Деян к качелям подбежал, нагреб песка и в лицо Ади швырнул, и тот перестал ржать, потому что рот у него был песком забит. А потом Деяна понесло, и он начал со всей дури забрасывать Ади песком из песочницы. Уже не мог остановиться. Ади закрыл голову руками и лежал на земле. И все еще от смеха дергался. Эта дебильная сцена как будто сто лет длилась. Деян все швырял горсть за горстью, к Ади подходил, в лицо ему целился. Руки его убирал, чтоб точняк в физиономию попасть. А я не хотел даже с места сдвинуться. Уже обоими сыт по горло. Дегенераты. Деян все ныл чего-то, что Соня его достала, что она типа сказала, будто уедет обратно в Словенские Коницы, что разведется и что Деян с Наташей поедут вместе с ней. Правда, она это все время говорила, все угрожала Дуле, только в этот раз уже вещи стала складывать, все было типа серьезно. Деян по-любому завалил учебный год, а Наташа уже сдала все, и Соня решила паковать чемоданы. А Миртича оставить в «Кубане». Он, наверно, вообще не заметит, что их нет. А почему все-таки Ади ржал над Деяном? Потому, что вообще не знал, что надо говорить в таких случаях, как вообще на это реагировать?

Скорей всего, до него дошло, что это — полная жопа. Стоит только сказать чефуру про развод — он сразу становится бледным, как простыня. Для чефуров развод — самый большой кошмар. Хуже этого ничего быть не может. Даже Словенские Коницы по сравнению с этим не такой уж большой облом. Потому что чефуры не разводятся. Их только смерть может разлучить. Варианта с разводом нет в принципе: свадьба и семья — святое. Как это ты поедешь к своим, туда, и будешь объяснять всем родственникам, что ты развелся? Не сможешь. И они не поймут. У тебя есть жена, есть дети, и вы все вместе живете своей гастарбайтерской жизнью в однокомнатной квартире, а потом на пенсии ты с женой вернешься жить в трехэтажную хату где-нибудь посреди Боснии, в хату, на которую горбатился всю свою жалкую гастарбайтерскую жизнь. И что ты будешь делать после развода? Будешь жить один в своей хате? Будешь сам себе готовить, стирать, мыть посуду? Это ж всю чефурскую систему ломает! Жизнь — тяжелая штука, но если у тебя есть жена, то можно во всех бедах винить ее. Такой вот чефурский менталитет. Все женщины одинаковые, и зачем менять одну на другую, если и первая хорошо готовит. Тот, кто в разводе, для чефуров — самый убогий чел. А если тебя жена бросила — это вообще нереальный позор. «Как ты мог такое позволить? Бедолага… Кто тебя вообще жизни учил?» Я считаю, разведенным в Боснии должны давать инвалидность и денежное пособие. Его ведь жена бросила! И остался он без обеих рук! Это почти одно и то же.
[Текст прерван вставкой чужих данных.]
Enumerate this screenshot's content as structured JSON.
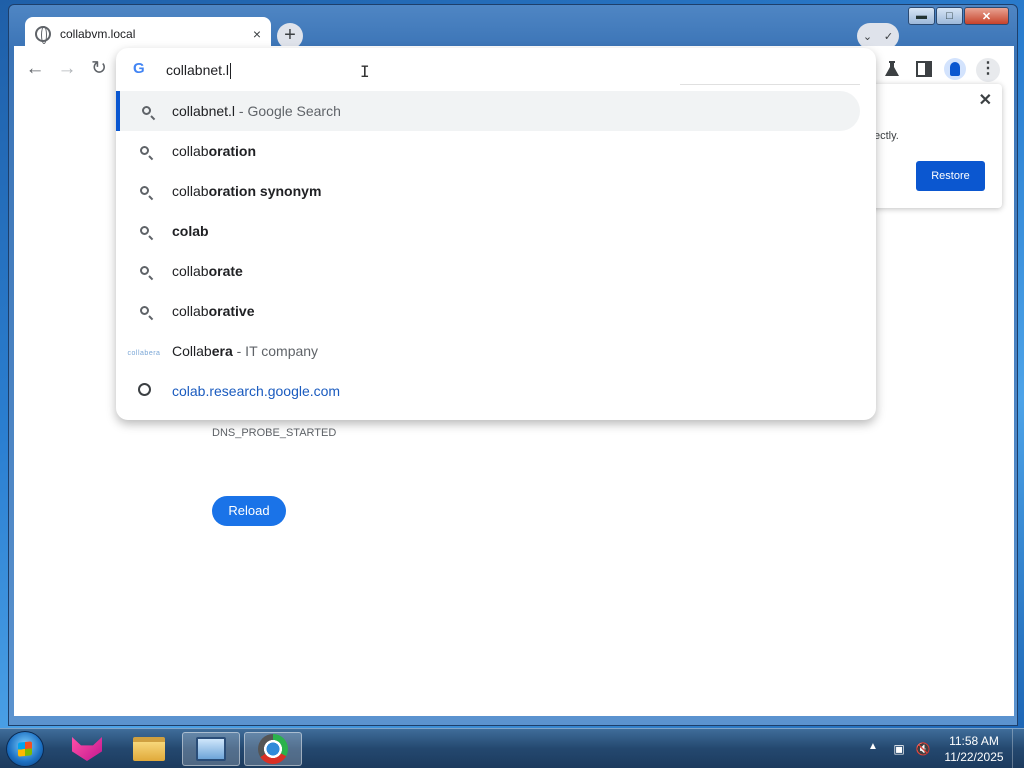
{
  "window": {
    "minimize": "▬",
    "maximize": "□",
    "close": "✕"
  },
  "tab": {
    "title": "collabvm.local",
    "close": "×",
    "icon": "globe-icon"
  },
  "newtab": "+",
  "tabsearch": {
    "down": "⌄",
    "check": "✓"
  },
  "toolbar": {
    "back": "←",
    "forward": "→",
    "reload": "↻",
    "menu": "⋮"
  },
  "omnibox": {
    "query": "collabnet.l",
    "suggestions": [
      {
        "prefix": "collabnet.l",
        "bold": "",
        "suffix": " - Google Search",
        "icon": "search-icon"
      },
      {
        "prefix": "collab",
        "bold": "oration",
        "suffix": "",
        "icon": "search-icon"
      },
      {
        "prefix": "collab",
        "bold": "oration synonym",
        "suffix": "",
        "icon": "search-icon"
      },
      {
        "prefix": "",
        "bold": "colab",
        "suffix": "",
        "icon": "search-icon"
      },
      {
        "prefix": "collab",
        "bold": "orate",
        "suffix": "",
        "icon": "search-icon"
      },
      {
        "prefix": "collab",
        "bold": "orative",
        "suffix": "",
        "icon": "search-icon"
      },
      {
        "prefix": "Collab",
        "bold": "era",
        "suffix": " - IT company",
        "icon": "collabera-logo-icon"
      },
      {
        "prefix": "",
        "bold": "",
        "suffix": "",
        "link": "colab.research.google.com",
        "icon": "globe-icon"
      }
    ]
  },
  "restore_bubble": {
    "text_fragment": "ectly.",
    "button": "Restore",
    "close": "✕"
  },
  "page": {
    "error_code": "DNS_PROBE_STARTED",
    "reload_button": "Reload"
  },
  "taskbar": {
    "time": "11:58 AM",
    "date": "11/22/2025",
    "tray_expand": "▲",
    "apps": [
      "fox-app-icon",
      "folder-icon",
      "monitor-icon",
      "chrome-icon"
    ]
  }
}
Ади-то понимал, что Деян сейчас в полной жопе. Только Ади никогда не умел разговаривать на серьезные темы. Сразу начинал дергаться. Скажи Ади, что у тебя мать померла, он тут же выдаст дебильный прикол и ржать начнет. Вот поэтому чефуры только и могут, что прикалываться. А как себя вести надо в разных сложных ситуациях, не знают, и сразу начинают ломаться, выделываться, строят из себя полных дебилов. А на самом деле они просто не знают, как быть? Ну не умеют они говорить всерьез. Ади стопудово ни разу в жизни не разговаривал серьезно с Самирой и Мирсадом, поэтому и знать не знает, как это бывает. Стоит ему облажаться, Мирсад тут же отмочит какую-нибудь дебильную шутку и ржет ему в лицо, а если что посерьезнее — Ади тут же получает от него по мозгам. По-другому не бывает. И теперь, ясное дело, Ади понятия не имеет, как это — говорить всерьез. Даже примерно. Вот и подкалывает Деяна. Хорошо еще, что руки не распускает.

Ади все на земле лежал. Смеяться он перестал, только глаза таращил и бормотал чего-то там. А Деян, такой весь обиженный, на качелях покачивался, песок ногами загребал — короче, встал в позу.
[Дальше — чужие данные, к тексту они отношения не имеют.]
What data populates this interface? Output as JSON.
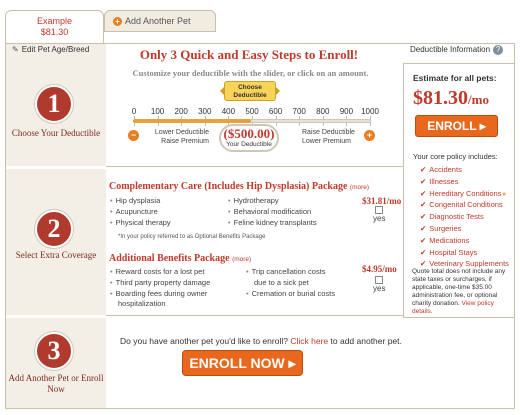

— Хренов мусульманский дебил!

Ну вот, приехали. Если Деяна совсем довести, сразу на нацика становится похож. Ади, конечно, перестарался с этим своим ржаньем, но придурок Деян тоже не догоняет, что тот козел не просто тупит, но еще и под кайфом.

— Макаки обрезанные!

Ну дебилы! Капец ваще! Просто блевать тянет, когда видишь, как два твоих корефана вот так обсирают друг друга. Хочется спросить: «И на хрена я с вами дружу?» С кем поведешься, от того и наберешься, как сказал бы Радован. А мне что! Умного, что ли, из себя строить? Сам, как дурак, в рваной футболке и с расквашенной рожей. Я даже не знал, где Ацо, а спросить-то не успел. Ничем я не лучше этих двух кретинов. Такое же дерьмо.
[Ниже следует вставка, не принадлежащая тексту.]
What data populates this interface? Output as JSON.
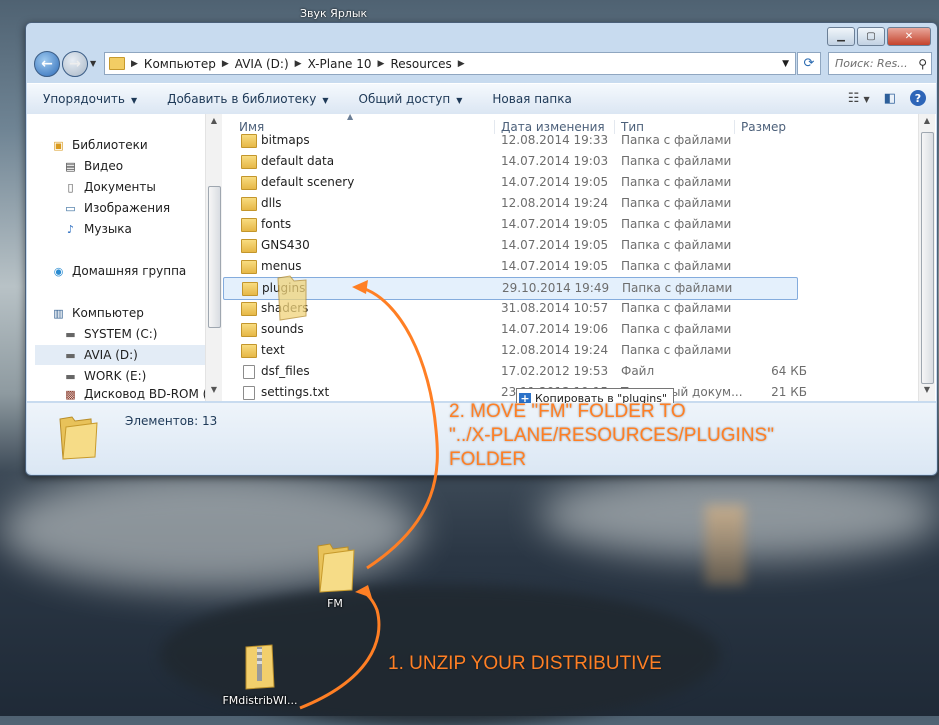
{
  "desktop": {
    "top_label": "Звук Ярлык",
    "icons": [
      {
        "label": "FM"
      },
      {
        "label": "FMdistribWI..."
      }
    ],
    "annotations": {
      "step1": "1. UNZIP YOUR DISTRIBUTIVE",
      "step2_line1": "2. MOVE \"FM\" FOLDER TO",
      "step2_line2": "\"../X-PLANE/RESOURCES/PLUGINS\"",
      "step2_line3": "FOLDER"
    },
    "accent_color": "#ff7f24"
  },
  "window": {
    "address": [
      "Компьютер",
      "AVIA (D:)",
      "X-Plane 10",
      "Resources"
    ],
    "search_placeholder": "Поиск: Res...",
    "toolbar": {
      "organize": "Упорядочить",
      "add_library": "Добавить в библиотеку",
      "share": "Общий доступ",
      "new_folder": "Новая папка"
    },
    "nav": [
      {
        "label": "Библиотеки",
        "icon": "libraries-icon"
      },
      {
        "label": "Видео",
        "icon": "video-icon"
      },
      {
        "label": "Документы",
        "icon": "documents-icon"
      },
      {
        "label": "Изображения",
        "icon": "pictures-icon"
      },
      {
        "label": "Музыка",
        "icon": "music-icon"
      },
      {
        "label": "Домашняя группа",
        "icon": "homegroup-icon"
      },
      {
        "label": "Компьютер",
        "icon": "computer-icon"
      },
      {
        "label": "SYSTEM (C:)",
        "icon": "drive-icon"
      },
      {
        "label": "AVIA (D:)",
        "icon": "drive-icon"
      },
      {
        "label": "WORK (E:)",
        "icon": "drive-icon"
      },
      {
        "label": "Дисковод BD-ROM (F:",
        "icon": "dvd-drive-icon"
      }
    ],
    "columns": {
      "name": "Имя",
      "date": "Дата изменения",
      "type": "Тип",
      "size": "Размер"
    },
    "files": [
      {
        "name": "bitmaps",
        "date": "12.08.2014 19:33",
        "type": "Папка с файлами",
        "size": "",
        "kind": "folder"
      },
      {
        "name": "default data",
        "date": "14.07.2014 19:03",
        "type": "Папка с файлами",
        "size": "",
        "kind": "folder"
      },
      {
        "name": "default scenery",
        "date": "14.07.2014 19:05",
        "type": "Папка с файлами",
        "size": "",
        "kind": "folder"
      },
      {
        "name": "dlls",
        "date": "12.08.2014 19:24",
        "type": "Папка с файлами",
        "size": "",
        "kind": "folder"
      },
      {
        "name": "fonts",
        "date": "14.07.2014 19:05",
        "type": "Папка с файлами",
        "size": "",
        "kind": "folder"
      },
      {
        "name": "GNS430",
        "date": "14.07.2014 19:05",
        "type": "Папка с файлами",
        "size": "",
        "kind": "folder"
      },
      {
        "name": "menus",
        "date": "14.07.2014 19:05",
        "type": "Папка с файлами",
        "size": "",
        "kind": "folder"
      },
      {
        "name": "plugins",
        "date": "29.10.2014 19:49",
        "type": "Папка с файлами",
        "size": "",
        "kind": "folder"
      },
      {
        "name": "shaders",
        "date": "31.08.2014 10:57",
        "type": "Папка с файлами",
        "size": "",
        "kind": "folder"
      },
      {
        "name": "sounds",
        "date": "14.07.2014 19:06",
        "type": "Папка с файлами",
        "size": "",
        "kind": "folder"
      },
      {
        "name": "text",
        "date": "12.08.2014 19:24",
        "type": "Папка с файлами",
        "size": "",
        "kind": "folder"
      },
      {
        "name": "dsf_files",
        "date": "17.02.2012 19:53",
        "type": "Файл",
        "size": "64 КБ",
        "kind": "file"
      },
      {
        "name": "settings.txt",
        "date": "23.11.2013 19:15",
        "type": "Текстовый докум...",
        "size": "21 КБ",
        "kind": "file"
      }
    ],
    "drag_tooltip": "Копировать в \"plugins\"",
    "status": "Элементов: 13"
  }
}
Почему мы зажгли свалку мебели

Я пошел позвонить Ацо в домофон, но Марина сказала, что не знает, где он, не видела его с самого утра. Никто его не видел и ничего не слышал о нем. Телефон он выключил, сам никому не позвонил… Мать его, кретин полоумный. Рванул к Русьяновой площади, и больше его никто не видел. У кого теперь спрашивать, где он? Деян только башкой вертел и молчал, сидя на этих своих качелях, а Ади придуривался и делал вид, что вусмерть укуренный, что вообще не понимает, кто такой Ацо. Мать его наркоманскую…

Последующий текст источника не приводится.